Bridging the Gap Before the Big Machine
Alongside its long-term quantum computer effort, Quanfluence has built a separate system aimed at today’s optimisation problems, which can be tackled without full quantum hardware.
Quanfluence developed what Chakravarthy calls a quantum-inspired machine based on the Ising model of quantum magnetism. “You can load an energy function onto that, and you get the same answer,” he said.
The system does not require cryogenic cooling and fits into a standard data centre rack. “We actually have customers who are using that,” Chakravarthy said. While it is not a quantum computer, he sees it as a practical bridge. “It fills the gap to a quantum computer.”
The speed gains can be significant for large problems. Chakravarthy cited vehicle routing as an example. “Some of these things [calculations] take 15–20 minutes,” he said. “A machine like this could do that in about 20 seconds.”
Accuracy is not absolute, but that trade-off is often acceptable. “You can’t really use something like this if you’re looking for a 100% accuracy solution,” he said. “If you get to 90%, it’s good. If you get to 95%, it’s great.”
What About the Chip?
Alongside system-level hardware, Quanfluence is building photonic chips that underpin its quantum architecture. Chakravarthy stressed that quantum hardware must ultimately move away from large optical tables.
“Finally, a big tabletop setup has to scale into a chip,” he said. The challenge is that photonic chip design does not yet benefit from the mature electronic design automation flows used in conventional semiconductors.
Much of today’s photonic chip work still starts from first-principles physics. Engineers design structures based on how light is expected to behave, simulate them using specialised physics tools, and only then move towards fabrication.
“Even the simulation tools are not the standard tools,” Chakravarthy said, noting that photonic simulations often rely on physics-based solvers rather than mainstream chip design software.

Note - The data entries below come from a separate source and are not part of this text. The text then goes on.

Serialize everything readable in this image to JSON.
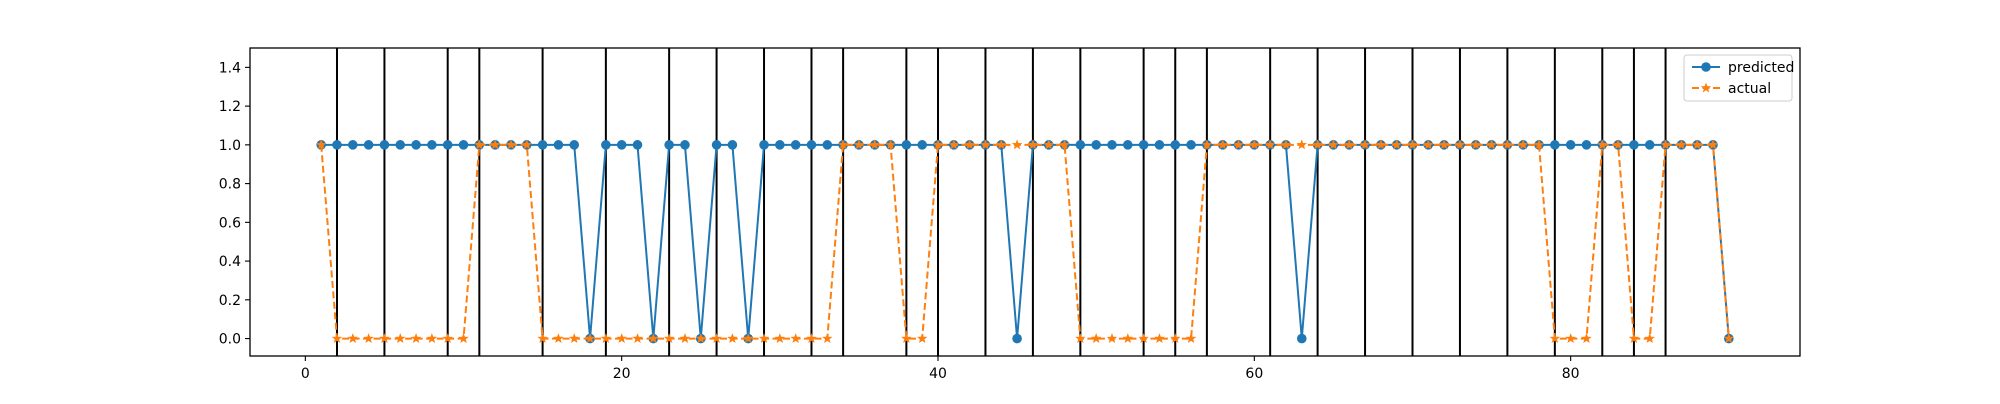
{
  "chart_data": {
    "type": "line",
    "title": "",
    "xlabel": "",
    "ylabel": "",
    "xlim": [
      -3.5,
      94.5
    ],
    "ylim": [
      -0.09,
      1.5
    ],
    "xticks": [
      0,
      20,
      40,
      60,
      80
    ],
    "yticks": [
      0.0,
      0.2,
      0.4,
      0.6,
      0.8,
      1.0,
      1.2,
      1.4
    ],
    "ytick_labels": [
      "0.0",
      "0.2",
      "0.4",
      "0.6",
      "0.8",
      "1.0",
      "1.2",
      "1.4"
    ],
    "grid": false,
    "legend_position": "top-right",
    "vertical_lines": [
      2,
      5,
      9,
      11,
      15,
      19,
      23,
      26,
      29,
      32,
      34,
      38,
      40,
      43,
      46,
      49,
      53,
      55,
      57,
      61,
      64,
      67,
      70,
      73,
      76,
      79,
      82,
      84,
      86
    ],
    "x": [
      1,
      2,
      3,
      4,
      5,
      6,
      7,
      8,
      9,
      10,
      11,
      12,
      13,
      14,
      15,
      16,
      17,
      18,
      19,
      20,
      21,
      22,
      23,
      24,
      25,
      26,
      27,
      28,
      29,
      30,
      31,
      32,
      33,
      34,
      35,
      36,
      37,
      38,
      39,
      40,
      41,
      42,
      43,
      44,
      45,
      46,
      47,
      48,
      49,
      50,
      51,
      52,
      53,
      54,
      55,
      56,
      57,
      58,
      59,
      60,
      61,
      62,
      63,
      64,
      65,
      66,
      67,
      68,
      69,
      70,
      71,
      72,
      73,
      74,
      75,
      76,
      77,
      78,
      79,
      80,
      81,
      82,
      83,
      84,
      85,
      86,
      87,
      88,
      89,
      90
    ],
    "series": [
      {
        "name": "predicted",
        "color": "#1f77b4",
        "style": "solid",
        "marker": "circle",
        "values": [
          1,
          1,
          1,
          1,
          1,
          1,
          1,
          1,
          1,
          1,
          1,
          1,
          1,
          1,
          1,
          1,
          1,
          0,
          1,
          1,
          1,
          0,
          1,
          1,
          0,
          1,
          1,
          0,
          1,
          1,
          1,
          1,
          1,
          1,
          1,
          1,
          1,
          1,
          1,
          1,
          1,
          1,
          1,
          1,
          0,
          1,
          1,
          1,
          1,
          1,
          1,
          1,
          1,
          1,
          1,
          1,
          1,
          1,
          1,
          1,
          1,
          1,
          0,
          1,
          1,
          1,
          1,
          1,
          1,
          1,
          1,
          1,
          1,
          1,
          1,
          1,
          1,
          1,
          1,
          1,
          1,
          1,
          1,
          1,
          1,
          1,
          1,
          1,
          1,
          0
        ]
      },
      {
        "name": "actual",
        "color": "#ff7f0e",
        "style": "dashed",
        "marker": "star",
        "values": [
          1,
          0,
          0,
          0,
          0,
          0,
          0,
          0,
          0,
          0,
          1,
          1,
          1,
          1,
          0,
          0,
          0,
          0,
          0,
          0,
          0,
          0,
          0,
          0,
          0,
          0,
          0,
          0,
          0,
          0,
          0,
          0,
          0,
          1,
          1,
          1,
          1,
          0,
          0,
          1,
          1,
          1,
          1,
          1,
          1,
          1,
          1,
          1,
          0,
          0,
          0,
          0,
          0,
          0,
          0,
          0,
          1,
          1,
          1,
          1,
          1,
          1,
          1,
          1,
          1,
          1,
          1,
          1,
          1,
          1,
          1,
          1,
          1,
          1,
          1,
          1,
          1,
          1,
          0,
          0,
          0,
          1,
          1,
          0,
          0,
          1,
          1,
          1,
          1,
          0
        ]
      }
    ]
  }
}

This makes iteration slower and mistakes expensive.
Fabrication happens at external foundries, primarily outside India, with typical turnaround times of around six months per run. “A mistake can cost you a million dollars and one year of time,” he said.

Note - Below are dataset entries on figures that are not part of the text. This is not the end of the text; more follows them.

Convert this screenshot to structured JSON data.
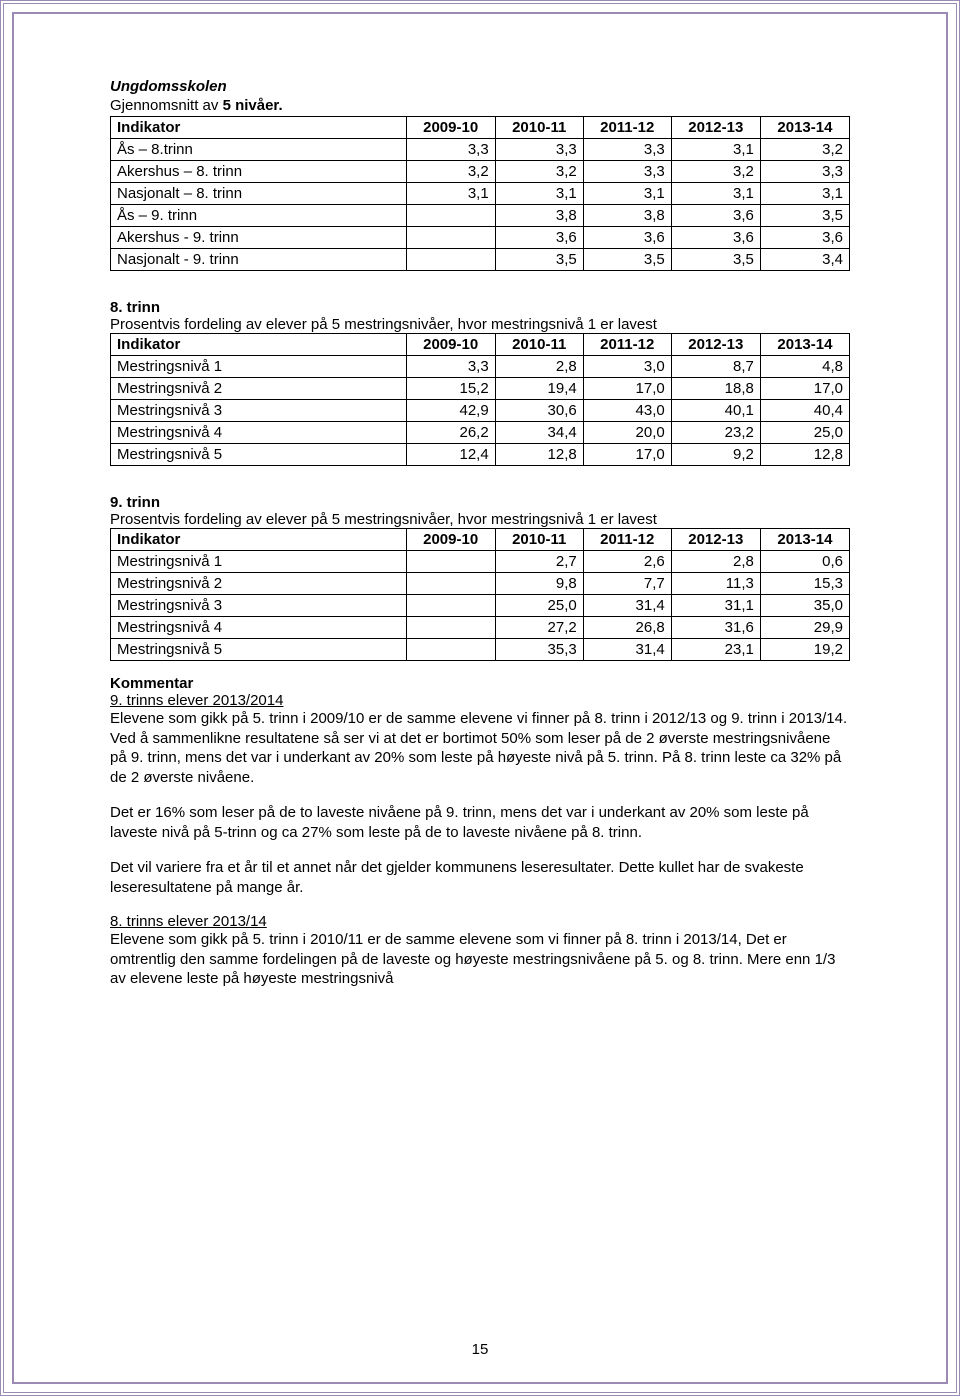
{
  "section1": {
    "title": "Ungdomsskolen",
    "subtitle_pre": "Gjennomsnitt av ",
    "subtitle_bold": "5 nivåer.",
    "columns": [
      "Indikator",
      "2009-10",
      "2010-11",
      "2011-12",
      "2012-13",
      "2013-14"
    ],
    "rows": [
      [
        "Ås       – 8.trinn",
        "3,3",
        "3,3",
        "3,3",
        "3,1",
        "3,2"
      ],
      [
        "Akershus – 8. trinn",
        "3,2",
        "3,2",
        "3,3",
        "3,2",
        "3,3"
      ],
      [
        "Nasjonalt – 8. trinn",
        "3,1",
        "3,1",
        "3,1",
        "3,1",
        "3,1"
      ],
      [
        "Ås     – 9. trinn",
        "",
        "3,8",
        "3,8",
        "3,6",
        "3,5"
      ],
      [
        "Akershus  -  9. trinn",
        "",
        "3,6",
        "3,6",
        "3,6",
        "3,6"
      ],
      [
        "Nasjonalt  -  9. trinn",
        "",
        "3,5",
        "3,5",
        "3,5",
        "3,4"
      ]
    ]
  },
  "section2": {
    "label": "8. trinn",
    "caption": "Prosentvis fordeling av elever på 5 mestringsnivåer, hvor mestringsnivå 1 er lavest",
    "columns": [
      "Indikator",
      "2009-10",
      "2010-11",
      "2011-12",
      "2012-13",
      "2013-14"
    ],
    "rows": [
      [
        "Mestringsnivå 1",
        "3,3",
        "2,8",
        "3,0",
        "8,7",
        "4,8"
      ],
      [
        "Mestringsnivå 2",
        "15,2",
        "19,4",
        "17,0",
        "18,8",
        "17,0"
      ],
      [
        "Mestringsnivå 3",
        "42,9",
        "30,6",
        "43,0",
        "40,1",
        "40,4"
      ],
      [
        "Mestringsnivå 4",
        "26,2",
        "34,4",
        "20,0",
        "23,2",
        "25,0"
      ],
      [
        "Mestringsnivå 5",
        "12,4",
        "12,8",
        "17,0",
        "9,2",
        "12,8"
      ]
    ]
  },
  "section3": {
    "label": "9. trinn",
    "caption": "Prosentvis fordeling av elever på 5 mestringsnivåer, hvor mestringsnivå 1 er lavest",
    "columns": [
      "Indikator",
      "2009-10",
      "2010-11",
      "2011-12",
      "2012-13",
      "2013-14"
    ],
    "rows": [
      [
        "Mestringsnivå 1",
        "",
        "2,7",
        "2,6",
        "2,8",
        "0,6"
      ],
      [
        "Mestringsnivå 2",
        "",
        "9,8",
        "7,7",
        "11,3",
        "15,3"
      ],
      [
        "Mestringsnivå 3",
        "",
        "25,0",
        "31,4",
        "31,1",
        "35,0"
      ],
      [
        "Mestringsnivå 4",
        "",
        "27,2",
        "26,8",
        "31,6",
        "29,9"
      ],
      [
        "Mestringsnivå 5",
        "",
        "35,3",
        "31,4",
        "23,1",
        "19,2"
      ]
    ]
  },
  "commentary": {
    "heading": "Kommentar",
    "sub1": "9. trinns elever 2013/2014",
    "p1": "Elevene som gikk på 5. trinn i 2009/10 er de samme elevene vi finner på 8. trinn i 2012/13 og 9. trinn i 2013/14. Ved å sammenlikne resultatene så ser vi at det er bortimot 50% som leser på de 2 øverste mestringsnivåene på 9. trinn, mens det var i underkant av 20% som leste på høyeste nivå  på 5. trinn. På 8. trinn leste ca  32% på de 2 øverste nivåene.",
    "p2": "Det er 16%  som leser på de to laveste nivåene på 9. trinn, mens det var i underkant av 20% som leste på laveste nivå på 5-trinn og ca 27% som leste på de to laveste nivåene på 8. trinn.",
    "p3": "Det vil variere fra et år til et annet når det gjelder kommunens leseresultater. Dette kullet har de svakeste leseresultatene på mange år.",
    "sub2": "8. trinns elever 2013/14",
    "p4": "Elevene som gikk på 5. trinn i 2010/11 er de samme elevene som vi finner på 8. trinn i 2013/14, Det er omtrentlig den samme fordelingen på de laveste og høyeste mestringsnivåene på  5. og 8. trinn. Mere enn 1/3 av elevene leste på høyeste mestringsnivå"
  },
  "page_number": "15"
}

To manage this risk, Quanfluence relies on extensive lab setups that allow the team to validate optical behaviour, measurement systems and integration workflows before committing designs to silicon.
While the intellectual property remains entirely in-house, the supply chain remains global, with critical components such as lasers, diodes and specialised fibres still sourced from the US and Europe.

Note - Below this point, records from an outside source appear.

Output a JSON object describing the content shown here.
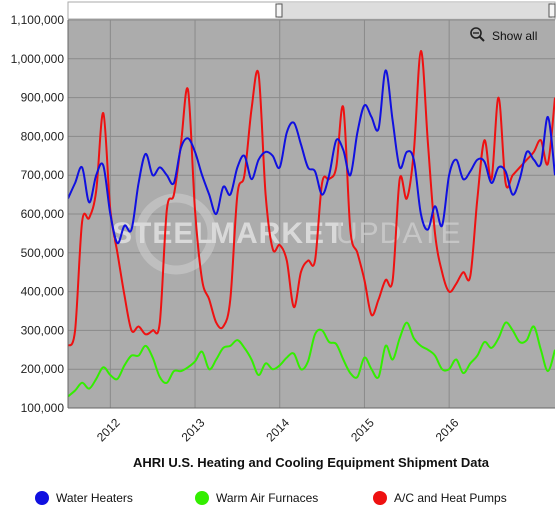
{
  "chart_data": {
    "type": "line",
    "title": "AHRI U.S. Heating and Cooling Equipment Shipment Data",
    "xlabel": "",
    "ylabel": "",
    "ylim": [
      100000,
      1100000
    ],
    "yticks": [
      100000,
      200000,
      300000,
      400000,
      500000,
      600000,
      700000,
      800000,
      900000,
      1000000,
      1100000
    ],
    "ytick_labels": [
      "100,000",
      "200,000",
      "300,000",
      "400,000",
      "500,000",
      "600,000",
      "700,000",
      "800,000",
      "900,000",
      "1,000,000",
      "1,100,000"
    ],
    "xlim": [
      "2011-07",
      "2017-04"
    ],
    "xticks": [
      "2012-01",
      "2013-01",
      "2014-01",
      "2015-01",
      "2016-01"
    ],
    "xtick_labels": [
      "2012",
      "2013",
      "2014",
      "2015",
      "2016"
    ],
    "grid": true,
    "legend_position": "bottom",
    "zoom_label": "Show all",
    "watermark": {
      "left": "STEEL",
      "middle": "MARKET",
      "right": "UPDATE"
    },
    "series": [
      {
        "name": "Water Heaters",
        "color": "#1010e0",
        "x": [
          "2011-07",
          "2011-08",
          "2011-09",
          "2011-10",
          "2011-11",
          "2011-12",
          "2012-01",
          "2012-02",
          "2012-03",
          "2012-04",
          "2012-05",
          "2012-06",
          "2012-07",
          "2012-08",
          "2012-09",
          "2012-10",
          "2012-11",
          "2012-12",
          "2013-01",
          "2013-02",
          "2013-03",
          "2013-04",
          "2013-05",
          "2013-06",
          "2013-07",
          "2013-08",
          "2013-09",
          "2013-10",
          "2013-11",
          "2013-12",
          "2014-01",
          "2014-02",
          "2014-03",
          "2014-04",
          "2014-05",
          "2014-06",
          "2014-07",
          "2014-08",
          "2014-09",
          "2014-10",
          "2014-11",
          "2014-12",
          "2015-01",
          "2015-02",
          "2015-03",
          "2015-04",
          "2015-05",
          "2015-06",
          "2015-07",
          "2015-08",
          "2015-09",
          "2015-10",
          "2015-11",
          "2015-12",
          "2016-01",
          "2016-02",
          "2016-03",
          "2016-04",
          "2016-05",
          "2016-06",
          "2016-07",
          "2016-08",
          "2016-09",
          "2016-10",
          "2016-11",
          "2016-12",
          "2017-01",
          "2017-02",
          "2017-03",
          "2017-04"
        ],
        "values": [
          640000,
          680000,
          720000,
          630000,
          700000,
          725000,
          600000,
          525000,
          570000,
          560000,
          680000,
          755000,
          700000,
          720000,
          700000,
          680000,
          770000,
          795000,
          760000,
          700000,
          650000,
          600000,
          670000,
          650000,
          720000,
          750000,
          690000,
          740000,
          760000,
          750000,
          720000,
          810000,
          835000,
          780000,
          720000,
          710000,
          650000,
          700000,
          790000,
          765000,
          700000,
          810000,
          880000,
          850000,
          820000,
          970000,
          840000,
          720000,
          760000,
          740000,
          600000,
          560000,
          620000,
          570000,
          700000,
          740000,
          690000,
          710000,
          740000,
          735000,
          680000,
          720000,
          710000,
          650000,
          690000,
          760000,
          740000,
          730000,
          850000,
          700000
        ]
      },
      {
        "name": "Warm Air Furnaces",
        "color": "#33ee00",
        "x": [
          "2011-07",
          "2011-08",
          "2011-09",
          "2011-10",
          "2011-11",
          "2011-12",
          "2012-01",
          "2012-02",
          "2012-03",
          "2012-04",
          "2012-05",
          "2012-06",
          "2012-07",
          "2012-08",
          "2012-09",
          "2012-10",
          "2012-11",
          "2012-12",
          "2013-01",
          "2013-02",
          "2013-03",
          "2013-04",
          "2013-05",
          "2013-06",
          "2013-07",
          "2013-08",
          "2013-09",
          "2013-10",
          "2013-11",
          "2013-12",
          "2014-01",
          "2014-02",
          "2014-03",
          "2014-04",
          "2014-05",
          "2014-06",
          "2014-07",
          "2014-08",
          "2014-09",
          "2014-10",
          "2014-11",
          "2014-12",
          "2015-01",
          "2015-02",
          "2015-03",
          "2015-04",
          "2015-05",
          "2015-06",
          "2015-07",
          "2015-08",
          "2015-09",
          "2015-10",
          "2015-11",
          "2015-12",
          "2016-01",
          "2016-02",
          "2016-03",
          "2016-04",
          "2016-05",
          "2016-06",
          "2016-07",
          "2016-08",
          "2016-09",
          "2016-10",
          "2016-11",
          "2016-12",
          "2017-01",
          "2017-02",
          "2017-03",
          "2017-04"
        ],
        "values": [
          130000,
          145000,
          165000,
          150000,
          175000,
          205000,
          185000,
          175000,
          210000,
          235000,
          235000,
          260000,
          230000,
          180000,
          165000,
          195000,
          195000,
          205000,
          220000,
          245000,
          200000,
          225000,
          255000,
          260000,
          275000,
          255000,
          225000,
          185000,
          215000,
          200000,
          210000,
          230000,
          240000,
          200000,
          220000,
          290000,
          300000,
          270000,
          265000,
          225000,
          190000,
          180000,
          230000,
          200000,
          180000,
          260000,
          225000,
          280000,
          320000,
          280000,
          260000,
          250000,
          235000,
          200000,
          200000,
          225000,
          190000,
          215000,
          235000,
          270000,
          255000,
          280000,
          320000,
          300000,
          270000,
          275000,
          310000,
          250000,
          195000,
          250000
        ]
      },
      {
        "name": "A/C and Heat Pumps",
        "color": "#ee1111",
        "x": [
          "2011-07",
          "2011-08",
          "2011-09",
          "2011-10",
          "2011-11",
          "2011-12",
          "2012-01",
          "2012-02",
          "2012-03",
          "2012-04",
          "2012-05",
          "2012-06",
          "2012-07",
          "2012-08",
          "2012-09",
          "2012-10",
          "2012-11",
          "2012-12",
          "2013-01",
          "2013-02",
          "2013-03",
          "2013-04",
          "2013-05",
          "2013-06",
          "2013-07",
          "2013-08",
          "2013-09",
          "2013-10",
          "2013-11",
          "2013-12",
          "2014-01",
          "2014-02",
          "2014-03",
          "2014-04",
          "2014-05",
          "2014-06",
          "2014-07",
          "2014-08",
          "2014-09",
          "2014-10",
          "2014-11",
          "2014-12",
          "2015-01",
          "2015-02",
          "2015-03",
          "2015-04",
          "2015-05",
          "2015-06",
          "2015-07",
          "2015-08",
          "2015-09",
          "2015-10",
          "2015-11",
          "2015-12",
          "2016-01",
          "2016-02",
          "2016-03",
          "2016-04",
          "2016-05",
          "2016-06",
          "2016-07",
          "2016-08",
          "2016-09",
          "2016-10",
          "2016-11",
          "2016-12",
          "2017-01",
          "2017-02",
          "2017-03",
          "2017-04"
        ],
        "values": [
          260000,
          300000,
          580000,
          590000,
          660000,
          860000,
          610000,
          500000,
          390000,
          300000,
          310000,
          290000,
          300000,
          320000,
          610000,
          650000,
          780000,
          920000,
          610000,
          430000,
          380000,
          320000,
          310000,
          380000,
          650000,
          700000,
          870000,
          960000,
          650000,
          510000,
          520000,
          480000,
          360000,
          450000,
          480000,
          480000,
          680000,
          690000,
          720000,
          875000,
          560000,
          500000,
          430000,
          340000,
          380000,
          430000,
          430000,
          690000,
          640000,
          760000,
          1020000,
          780000,
          550000,
          450000,
          400000,
          420000,
          450000,
          440000,
          640000,
          790000,
          690000,
          900000,
          680000,
          700000,
          720000,
          740000,
          760000,
          790000,
          730000,
          900000
        ]
      }
    ]
  }
}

For Chakravarthy, this chip work is not ancillary. It is central to converting quantum physics into engineering. Without reliable photonic chips, scaling qubits, integrating systems and reducing form factors remain theoretical goals rather than deployable outcomes.
The Road Ahead
Quanfluence does not follow a linear qubit roadmap.
“Getting my first qubit is a challenge,” Chakravarthy said. The company has publicly committed to reaching qubits by 2029, after which scaling would accelerate. “The year after that, about a 1,000-qubit machine.”
Chakravarthy’s roots lie in semiconductors, with a previous company acquired in 2018. Today, Quanfluence employs around 20 people, many of whom have a background in advanced physics.
He claims that government support has helped offset some of that risk. “We have a grant from the Department of Telecom (under the Digital Communication Innovation Square scheme),” he said, adding that the National Quantum Mission has been useful as well.
Yet, the biggest hurdle remains cultural rather than technical. “Believing that you cannot design greenfield technology out of India,” Chakravarthy pondered.
He does not see quantum as a replacement for AI or classical computing. “They are perfectly complementary technologies,” he said. Quantum systems, he argues, will tackle problems classical machines cannot.
When Quanfluence’s photonic quantum computer finally arrives, it will not resemble the dramatic machines often associated with the field. “It looks like a data centre rack. Nothing so exciting,” he joked.